While the statistics about the disproportionate impact of sexual violence on disabled individuals are jarring and important, I purposely did not focus on them in order to address the structural issues that create these discrepancies. Highlighting the prevalence of violence against disabled women and disabled gender nonconforming people runs the risk of perpetuating the stereotype of disabled women as helpless, when this is far from the case. In writing this blog, I seek to raise awareness about the impact of sexual violence on disabled people and to push myself and others to continue to think critically about how our anti-violence work and advocacy is failing disabled survivors. Intersectionality is more than just a theory. It is a critical consciousness that we should put into practice each and every day.
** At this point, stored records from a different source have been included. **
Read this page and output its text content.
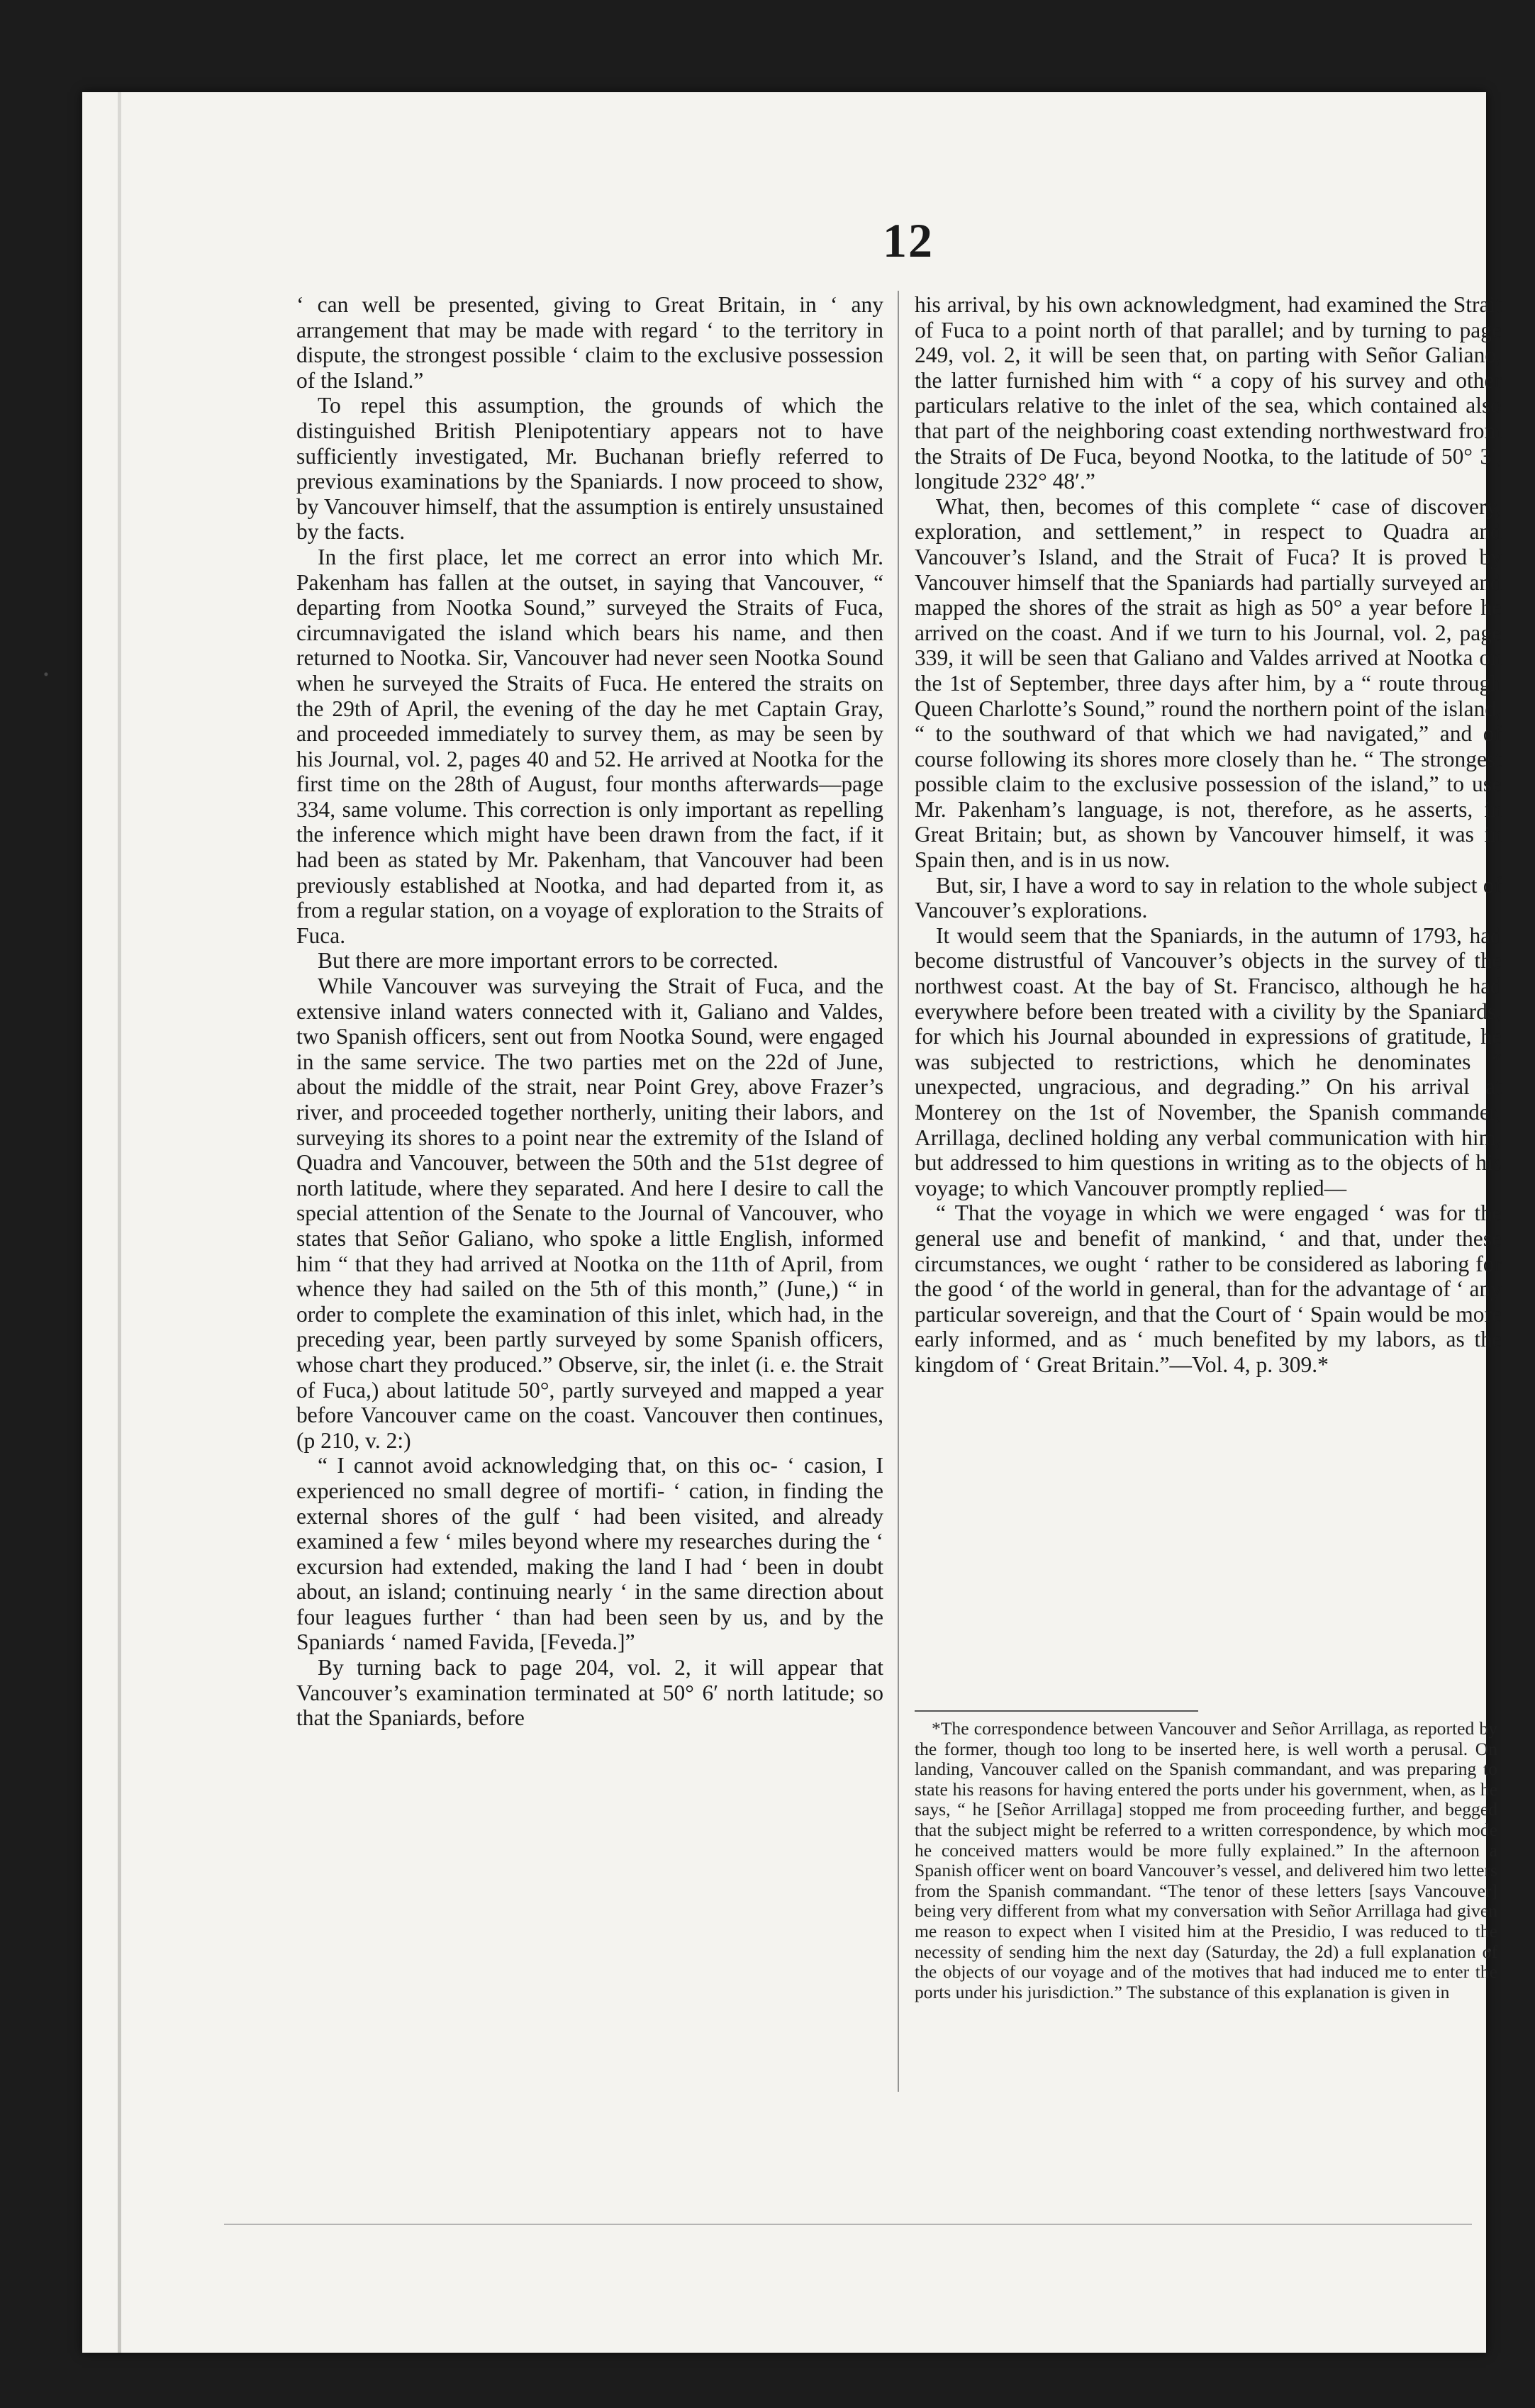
12

‘ can well be presented, giving to Great Britain, in ‘ any arrangement that may be made with regard ‘ to the territory in dispute, the strongest possible ‘ claim to the exclusive possession of the Island.”

To repel this assumption, the grounds of which the distinguished British Plenipotentiary appears not to have sufficiently investigated, Mr. Buchanan briefly referred to previous examinations by the Spaniards. I now proceed to show, by Vancouver himself, that the assumption is entirely unsustained by the facts.

In the first place, let me correct an error into which Mr. Pakenham has fallen at the outset, in saying that Vancouver, “ departing from Nootka Sound,” surveyed the Straits of Fuca, circumnavigated the island which bears his name, and then returned to Nootka. Sir, Vancouver had never seen Nootka Sound when he surveyed the Straits of Fuca. He entered the straits on the 29th of April, the evening of the day he met Captain Gray, and proceeded immediately to survey them, as may be seen by his Journal, vol. 2, pages 40 and 52. He arrived at Nootka for the first time on the 28th of August, four months afterwards—page 334, same volume. This correction is only important as repelling the inference which might have been drawn from the fact, if it had been as stated by Mr. Pakenham, that Vancouver had been previously established at Nootka, and had departed from it, as from a regular station, on a voyage of exploration to the Straits of Fuca.

But there are more important errors to be corrected.

While Vancouver was surveying the Strait of Fuca, and the extensive inland waters connected with it, Galiano and Valdes, two Spanish officers, sent out from Nootka Sound, were engaged in the same service. The two parties met on the 22d of June, about the middle of the strait, near Point Grey, above Frazer’s river, and proceeded together northerly, uniting their labors, and surveying its shores to a point near the extremity of the Island of Quadra and Vancouver, between the 50th and the 51st degree of north latitude, where they separated. And here I desire to call the special attention of the Senate to the Journal of Vancouver, who states that Señor Galiano, who spoke a little English, informed him “ that they had arrived at Nootka on the 11th of April, from whence they had sailed on the 5th of this month,” (June,) “ in order to complete the examination of this inlet, which had, in the preceding year, been partly surveyed by some Spanish officers, whose chart they produced.” Observe, sir, the inlet (i. e. the Strait of Fuca,) about latitude 50°, partly surveyed and mapped a year before Vancouver came on the coast. Vancouver then continues, (p 210, v. 2:)

“ I cannot avoid acknowledging that, on this oc- ‘ casion, I experienced no small degree of mortifi- ‘ cation, in finding the external shores of the gulf ‘ had been visited, and already examined a few ‘ miles beyond where my researches during the ‘ excursion had extended, making the land I had ‘ been in doubt about, an island; continuing nearly ‘ in the same direction about four leagues further ‘ than had been seen by us, and by the Spaniards ‘ named Favida, [Feveda.]”

By turning back to page 204, vol. 2, it will appear that Vancouver’s examination terminated at 50° 6′ north latitude; so that the Spaniards, before

his arrival, by his own acknowledgment, had examined the Strait of Fuca to a point north of that parallel; and by turning to page 249, vol. 2, it will be seen that, on parting with Señor Galiano, the latter furnished him with “ a copy of his survey and other particulars relative to the inlet of the sea, which contained also that part of the neighboring coast extending northwestward from the Straits of De Fuca, beyond Nootka, to the latitude of 50° 3′, longitude 232° 48′.”

What, then, becomes of this complete “ case of discovery, exploration, and settlement,” in respect to Quadra and Vancouver’s Island, and the Strait of Fuca? It is proved by Vancouver himself that the Spaniards had partially surveyed and mapped the shores of the strait as high as 50° a year before he arrived on the coast. And if we turn to his Journal, vol. 2, page 339, it will be seen that Galiano and Valdes arrived at Nootka on the 1st of September, three days after him, by a “ route through Queen Charlotte’s Sound,” round the northern point of the island, “ to the southward of that which we had navigated,” and of course following its shores more closely than he. “ The strongest possible claim to the exclusive possession of the island,” to use Mr. Pakenham’s language, is not, therefore, as he asserts, in Great Britain; but, as shown by Vancouver himself, it was in Spain then, and is in us now.

But, sir, I have a word to say in relation to the whole subject of Vancouver’s explorations.

It would seem that the Spaniards, in the autumn of 1793, had become distrustful of Vancouver’s objects in the survey of the northwest coast. At the bay of St. Francisco, although he had everywhere before been treated with a civility by the Spaniards, for which his Journal abounded in expressions of gratitude, he was subjected to restrictions, which he denominates “ unexpected, ungracious, and degrading.” On his arrival at Monterey on the 1st of November, the Spanish commander, Arrillaga, declined holding any verbal communication with him, but addressed to him questions in writing as to the objects of his voyage; to which Vancouver promptly replied—

“ That the voyage in which we were engaged ‘ was for the general use and benefit of mankind, ‘ and that, under these circumstances, we ought ‘ rather to be considered as laboring for the good ‘ of the world in general, than for the advantage of ‘ any particular sovereign, and that the Court of ‘ Spain would be more early informed, and as ‘ much benefited by my labors, as the kingdom of ‘ Great Britain.”—Vol. 4, p. 309.*

*The correspondence between Vancouver and Señor Arrillaga, as reported by the former, though too long to be inserted here, is well worth a perusal. On landing, Vancouver called on the Spanish commandant, and was preparing to state his reasons for having entered the ports under his government, when, as he says, “ he [Señor Arrillaga] stopped me from proceeding further, and begged that the subject might be referred to a written correspondence, by which mode he conceived matters would be more fully explained.” In the afternoon a Spanish officer went on board Vancouver’s vessel, and delivered him two letters from the Spanish commandant. “The tenor of these letters [says Vancouver] being very different from what my conversation with Señor Arrillaga had given me reason to expect when I visited him at the Presidio, I was reduced to the necessity of sending him the next day (Saturday, the 2d) a full explanation of the objects of our voyage and of the motives that had induced me to enter the ports under his jurisdiction.” The substance of this explanation is given in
-Rachel Drucker '17, Sexual and Gender Based Violence Intern
References
Gill, M. (2010). Rethinking sexual abuse, questions of consent, and intellectual disability. Sexuality Research and Social Policy, 7(3), 201-213.
Whaley, K. (2016, January 26). Nobody catcalls the woman in the wheelchair.
Thank you for this, Rachel.
ReplyDeleteKim
I think this is something that is incredibly important to acknowledge, and something that our intro to women's studies course has talked about. One student mentioned how disabled individuals that are victims of assault sometimes don't understand that what is happening is sexual assault. Society sees disabled individuals and non sexual beings, they are desexualized essentially as you mentioned. This logic is wrong and needs to be addressed, and this type of dialogue moves the conversation in the right direction-- thank you!